One of the core missions of New Varieties Development & Management Corp. (NVDMC) is global exploration for new citrus varieties that may have value in Florida fresh and processed citrus sectors. This is achieved through interaction with breeding programs, commercial agents, travel, and observation. International trends reveal dichotomous approaches to new variety introductions. It is important that citrus nurseries and the growers they serve remain abreast of these developments, as they will ultimately impact nurseries.
What was once foreign and far away, is getting closer to home. What once only affected fresh varieties, is now beginning to impact promising varieties for the processed sector. The September 2011 Citrus Nursery Source explored royalty models. This month we will explore four common approaches that variety owner/managers (public and private) are taking to variety commercialization. This information will be helpful to nurseries in a couple of ways: better understanding opportunities for nurseries as foreign varieties come to Florida; and planning for management of domestic varieties. Growers are facing increased risk and cost when making planting decisions in 2012. They now consider factors that will protect their investment and offer a greater assurance of a strong return. Nurseries aware of these factors will be in a better position to participate and to advise their grower base.
Model A: Isolation And Local Advantage
This approach is applied to some publicly developed varieties. Growers operating within the region where the variety was developed leverage political will to keep the variety close to home. The variety is not licensed outside the home region for evaluation or production. This is seen as an advantage to the local region, resulting in recognition and identity as the sole producers. Some of the disadvantages of this approach are: (1) the variety will have a shorter production window and a diminished market presence as it is limited to the maturity window of the home market; (2) revenues are lost that could have financially supported the breeding program; and (3) often the developing entity does not secure protection for the variety intellectual property (IP) in likely foreign production areas, leaving the variety vulnerable to theft and overall loss of control.
Model B: Extreme Exclusivity
This model is applied to certain private varieties with real or perceived unique attributes that are valued by the marketplace. The variety is generally propagated by one or two nurseries. Tree production is tightly limited to assure that variety demand far exceeds supply. The variety is marketed on an exclusive basis through one or few retail outlets. This plan gambles that the unique attributes of the variety will outweigh retail frustration resulting from limited production and availability. Once established, contra-seasonal production can be secured, extending the window for the committed exclusive retailers. These are high return for retail, high royalty for owners, and high margin for nurseries. What is unknown is staying power. These are all pretty new.

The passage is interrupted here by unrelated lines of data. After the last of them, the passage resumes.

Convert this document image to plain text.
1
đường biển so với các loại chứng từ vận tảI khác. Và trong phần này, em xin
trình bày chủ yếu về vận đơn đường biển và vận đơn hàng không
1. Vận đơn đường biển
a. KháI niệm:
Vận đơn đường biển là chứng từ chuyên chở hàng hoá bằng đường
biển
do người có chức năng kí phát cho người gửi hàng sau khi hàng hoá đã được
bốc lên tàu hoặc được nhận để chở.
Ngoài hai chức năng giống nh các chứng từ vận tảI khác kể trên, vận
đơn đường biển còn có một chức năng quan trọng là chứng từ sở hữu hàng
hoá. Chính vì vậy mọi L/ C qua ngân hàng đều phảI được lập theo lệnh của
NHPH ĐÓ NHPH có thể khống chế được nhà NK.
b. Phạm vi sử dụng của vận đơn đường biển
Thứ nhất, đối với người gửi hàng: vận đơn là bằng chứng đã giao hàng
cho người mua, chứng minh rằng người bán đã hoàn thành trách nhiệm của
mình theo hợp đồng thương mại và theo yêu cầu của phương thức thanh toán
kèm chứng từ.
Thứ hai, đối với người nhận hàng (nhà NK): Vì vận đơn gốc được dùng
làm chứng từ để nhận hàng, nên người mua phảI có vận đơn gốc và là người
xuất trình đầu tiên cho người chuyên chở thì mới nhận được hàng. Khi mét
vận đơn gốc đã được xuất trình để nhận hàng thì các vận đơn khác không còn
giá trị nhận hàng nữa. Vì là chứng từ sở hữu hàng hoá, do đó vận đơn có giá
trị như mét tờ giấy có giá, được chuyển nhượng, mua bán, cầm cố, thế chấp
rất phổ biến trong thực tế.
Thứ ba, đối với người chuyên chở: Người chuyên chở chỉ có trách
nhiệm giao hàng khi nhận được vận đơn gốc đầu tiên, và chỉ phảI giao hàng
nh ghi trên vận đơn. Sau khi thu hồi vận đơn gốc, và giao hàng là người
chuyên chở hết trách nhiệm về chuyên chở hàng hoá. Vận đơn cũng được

Model C: Controlled Movement Through Strategic Partners
In this model, IP protection is secured in likely global production areas and varieties are tested for suitability to conditions and consistency of characteristics. Production is generally managed in such a way as to balance variety availability in key markets and protect markets served by growers in its home country or state. Managers can balance production against competing varieties sharing the same harvest window. This approach can provide royalties to the variety owner, expand market presence through dual hemisphere production, and minimize the possibility of theft. It requires a professional level of oversight and verification. This model is suitable for public and private material. There may be initial resistance from growers in the home territory, for the variety to go global, but it does provide protections and encourages retail acceptance.
Model D: Broad Global Release
In this approach, IP protection is secured in all production areas that are interested in the variety and it is licensed for production (typically) without limitations or restrictions. Such a model also requires oversight and verification, and for a strong variety, can generate substantial short-term revenues for owner and partner nurseries. However, a good variety that is compatible with a wide range of growing conditions will undoubtedly be over-produced. Markets will become saturated and grower returns will decline. Though the marketplace will ultimately correct itself, the pace of change in global production of fresh citrus varieties does not have patience for natural corrections. Growers will rapidly grow weary of low returns and will refuse to pay royalties. One thing is clear globally: In return for royalties, growers expect to be protected from vast over-production and market saturation.
Thus far, U.S. domestic varieties have by and large been publicly developed. International distribution has sought to generate revenue and to some extent, protect home producers. There has been little conscious planning to protect returns and avoid market saturation (for public varieties, this must be done thoughtfully with equal access/opportunity). Florida citrus nurseries will be faced with many variety options in the next decade, having to make decisions on how their limited capacity and resources will be committed. As disease solutions or disease management plans come online, this pressure will intensify.